Thirty Pounds Reward. Run away from his wife and family of small children, in the night of the 9th inst. John Ornduff, a country born Dutchman, talks good English, wore his uniform brown coat, faced with blue, a knot on his shoulder, white jacket and breeches, about 5 feet 7 or 8 inches high, fresh complexion, light brown curled hair, took a girl with him named Hannah Mucklewee; it is thought they will try to pass for man and wife; they were seen in Lancaster the day after they ran off, on their way over Susquehanna; they took a half silk gown from his wife, and a new chintz ditto, a lawn apron and handkerchief, a white silk bonnet; he rode a young black mare, and the girl a grey mare, with a new hunting saddle with silver gilt round the edge. Whoever takes up and confines them in any goal, so that they may be brought to justice, shall have the above reward, and reasonable charges, and if the man only, Twenty seven Pounds, and charges, paid by Barbara Ornduff.[10]

Four years later, yet another set of dueling ads in the same newspaper:

Whereas my Wife, Ann Robeson, hath absconded my bed and board, without any cause; therefore this is to forewarn all persons from trusting of her on my account, as I shall pay no debts of her contracting after the day of the date hereof, as witness my hand. Thomas Robeson. Lower Merion, March 5, 1781.[11]

Lower Merion, March 9, 1781.

Whereas my husband, Thomas Robinson, hath, in Messieurs Hall and Sellers Gazette of March 7th, adver­tised me as having eloped without any cause, &c. Now the truth of the matter is, I never eloped nor absented from him, unless I stayed at my father’s house, and that but seldom, on account of the abuse and ill treatment I received from him when he was drunk, at which times he beat and otherwise cruelly terrified a little bound servant girl, and forced her to tell him evil reports of me, which are all false and groundless; and now he is gone from his home and left me with five small children, two of which (twins) I now suckle, in a desolate forlorn condition, and since he hath been gone his father hath inventoried all the few houshold goods we had, by virtue of a power of Attorney, under a sham pretence of debt, who says he will make sale thereof and pay himself. Thus I have given the public a brief account of the matter, and submit to their impartial judgment whether I, who am still at home, or my husband, who hath absconded, be the runaway.

 Ann Robinson.[12]

How interesting would it be to have more information about these unhappy couples.
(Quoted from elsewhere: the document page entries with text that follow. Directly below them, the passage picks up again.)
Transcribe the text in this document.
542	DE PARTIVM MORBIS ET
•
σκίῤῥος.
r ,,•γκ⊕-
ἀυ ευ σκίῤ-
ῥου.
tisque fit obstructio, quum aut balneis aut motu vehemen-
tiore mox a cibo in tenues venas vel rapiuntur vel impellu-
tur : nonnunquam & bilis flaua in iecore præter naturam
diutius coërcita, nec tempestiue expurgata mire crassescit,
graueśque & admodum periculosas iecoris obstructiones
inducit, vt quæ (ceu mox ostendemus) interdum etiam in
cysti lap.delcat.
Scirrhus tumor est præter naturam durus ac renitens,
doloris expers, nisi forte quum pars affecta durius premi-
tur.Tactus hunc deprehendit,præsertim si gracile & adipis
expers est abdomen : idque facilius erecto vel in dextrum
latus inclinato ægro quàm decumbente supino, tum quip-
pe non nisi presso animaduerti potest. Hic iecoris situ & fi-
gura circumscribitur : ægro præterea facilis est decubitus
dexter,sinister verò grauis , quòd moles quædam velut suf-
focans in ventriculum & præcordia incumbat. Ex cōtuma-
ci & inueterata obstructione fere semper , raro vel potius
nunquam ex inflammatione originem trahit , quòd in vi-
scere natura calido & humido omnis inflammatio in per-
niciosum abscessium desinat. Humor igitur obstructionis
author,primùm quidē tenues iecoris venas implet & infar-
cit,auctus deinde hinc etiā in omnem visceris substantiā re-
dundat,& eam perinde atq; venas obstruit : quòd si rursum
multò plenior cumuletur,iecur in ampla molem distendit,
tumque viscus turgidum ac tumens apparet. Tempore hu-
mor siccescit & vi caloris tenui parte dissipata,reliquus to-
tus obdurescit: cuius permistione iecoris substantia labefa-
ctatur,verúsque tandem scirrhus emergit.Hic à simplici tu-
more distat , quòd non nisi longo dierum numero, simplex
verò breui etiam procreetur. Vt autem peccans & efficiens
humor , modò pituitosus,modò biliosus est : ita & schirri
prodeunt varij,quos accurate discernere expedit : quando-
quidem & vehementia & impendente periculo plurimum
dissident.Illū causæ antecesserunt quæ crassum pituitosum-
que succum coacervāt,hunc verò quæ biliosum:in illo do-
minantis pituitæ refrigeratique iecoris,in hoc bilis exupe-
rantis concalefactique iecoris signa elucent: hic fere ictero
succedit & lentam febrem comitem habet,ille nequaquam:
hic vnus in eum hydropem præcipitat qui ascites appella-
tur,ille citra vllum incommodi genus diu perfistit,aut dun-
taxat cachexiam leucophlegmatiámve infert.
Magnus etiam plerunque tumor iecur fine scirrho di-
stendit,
[1] Newport Mercury, November 1, 1773.

[2] The Providence Gazette, May 4, 1782.

[3] The Pennsylvania Journal, June 18, 1777.

[4] The Pennsylvania Gazette, May 1, 1776.

[5] The Providence Gazette, April 23, 1778.

[6] The Providence Gazette, August 6, 1778.

[7] Connecticut Courant, March 24, 1777.

[8] Connecticut Courant, May 12, 1777.

[9] The Pennsylvania Gazette, April 10, 1777.

[10] The Pennsylvania Gazette, April 24, 1777.

[11] The Pennsylvania Gazette, March 7, 1781.

[12] The Pennsylvania Gazette, March 14, 1781


  • After reading these “he said, she said” stories, it seems as if Jerry Springer-like tales have always played out in the mass media of the time. In that aspect, some things never change. Thanks for shining light on that angle, Don!

  • Don, I too enjoyed this piece. I had noticed several of these “public notices” while rooting around in some of the newspapers of the era looking for other information. Never thought of exploring these though. Neat topic! Some of your examples certainly point to the kind of strains brought on by wartime, then and now.

  • Indeed you are correct that “the phrase ‘absented herself from my bed and board’ (or some variation thereof) apparently carried some legal weight.” The phrase “Bed and Board” was during this period part of the marriage vows of the Church of England and legally was what is called “a term of art.”